Three more ministries review links with Stonewall diversity scheme
‘The problem is they are giving advice about what they wish the law was rather than what it is’
AT LEAST three more government departments are considering their association with the LGBT charity Stonewall, amid concern over its influence and controversial diversity scheme.
After the Department of Health last week became the latest high-profile public body to distance itself from the lobby group, the Treasury, Department for Education (DfE) and Department for Work and Pensions (DWP), are also reviewing their links.
Insiders at the Department for International Trade said that it had declined to renew its subscription to the charity.
Therese Coffey, the Work and Pensions Secretary, is considering alternatives to Stonewall, while Nadhim Zahawi, the Education Secretary, is alive to the concerns being raised about the charity.
The Department for Culture, Media and Sport is preparing to renew its annual membership of Stonewall’s diversity champions scheme but will no longer accept its legal advice.
A master document, apparently drawn up by Government Human Resources this year, suggests that the departments could also refuse to submit to Stonewall’s next Workplace Equality Index, which lists employers which the group considers to be the best. In June, this newspaper revealed that the Ministry of Justice would withdraw from the diversity scheme over Stonewall’s alleged “dubious” training and approach to free speech.
Stonewall argues that its initiatives help to ensure organisations and their workplaces are inclusive for lesbian, gay, bi, trans and queer staff and free from discrimination.
But it has faced criticism over advice to organisations to replace the term mother with “parent who has given birth”, and to allow those who self-identify as a woman to use female toilets and changing rooms. Separately, critics argue that publicly funded bodies are effectively paying a lobby group to lobby them.
“The problem is that they are giving advice about what they wish the law was rather than what it is,” a senior source said. “Government should be able to do its own legal work rather than farming it out.”
In recent days it has emerged that the DfE has paid the charity more than £20,000 over five years, including on programmes which advise employees how to be positive allies for transgender colleagues, and in membership fees for its diversity training programme.

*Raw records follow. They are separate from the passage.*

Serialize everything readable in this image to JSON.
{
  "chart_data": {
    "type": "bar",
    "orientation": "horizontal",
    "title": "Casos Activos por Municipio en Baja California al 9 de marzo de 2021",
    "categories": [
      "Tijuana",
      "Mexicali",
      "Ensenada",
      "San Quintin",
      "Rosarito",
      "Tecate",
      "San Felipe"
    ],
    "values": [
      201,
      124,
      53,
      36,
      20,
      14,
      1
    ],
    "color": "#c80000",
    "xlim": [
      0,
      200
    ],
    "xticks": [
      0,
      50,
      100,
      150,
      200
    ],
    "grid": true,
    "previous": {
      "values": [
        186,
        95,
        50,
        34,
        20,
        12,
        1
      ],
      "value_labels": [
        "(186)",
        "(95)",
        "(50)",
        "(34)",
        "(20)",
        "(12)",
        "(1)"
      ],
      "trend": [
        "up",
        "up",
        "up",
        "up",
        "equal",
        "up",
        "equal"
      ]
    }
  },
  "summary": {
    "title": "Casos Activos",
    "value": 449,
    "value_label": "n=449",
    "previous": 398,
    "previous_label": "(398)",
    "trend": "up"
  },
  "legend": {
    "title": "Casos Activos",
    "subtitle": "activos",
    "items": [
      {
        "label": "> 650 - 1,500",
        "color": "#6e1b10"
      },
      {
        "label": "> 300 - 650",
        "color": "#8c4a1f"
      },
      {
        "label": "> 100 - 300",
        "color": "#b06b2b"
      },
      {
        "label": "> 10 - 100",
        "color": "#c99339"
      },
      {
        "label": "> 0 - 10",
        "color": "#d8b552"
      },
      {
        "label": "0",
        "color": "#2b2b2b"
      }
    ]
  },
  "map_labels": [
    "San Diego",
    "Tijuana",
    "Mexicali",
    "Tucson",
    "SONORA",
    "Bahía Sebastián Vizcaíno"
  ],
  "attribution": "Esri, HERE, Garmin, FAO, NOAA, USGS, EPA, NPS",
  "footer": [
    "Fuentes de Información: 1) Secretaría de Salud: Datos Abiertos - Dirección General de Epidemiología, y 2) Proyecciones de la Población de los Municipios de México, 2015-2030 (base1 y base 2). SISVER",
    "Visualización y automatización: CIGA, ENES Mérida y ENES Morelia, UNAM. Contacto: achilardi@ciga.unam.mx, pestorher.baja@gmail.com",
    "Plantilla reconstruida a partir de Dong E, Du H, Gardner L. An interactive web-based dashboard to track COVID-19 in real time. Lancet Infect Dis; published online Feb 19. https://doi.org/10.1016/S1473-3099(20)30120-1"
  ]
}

The Ministry of Defence spent £80,312, mainly on membership fees for the services.
According to the document, five departments which are members of Stonewall’s scheme are marked as “undecided” on whether to participate in the next annual league table.
Just four – the Home Office Ministry of Defence, and the Departments for Environment and Business – are definite participants in the next scheme. It comes several months after Liz Truss, the equalities minister, suggested that government bodies should withdraw from the scheme over concerns about its value for money.
The Equality and Human Rights Commission, the equalities watchdog, is also ending its membership over the same concerns.
A Stonewall spokesman said: “As with all membership programmes, organisations come and go depending on what’s best for their inclusion journey at the time. Supporting LGBTQ+ people in the workplace should not be seen as a political or controversial act.”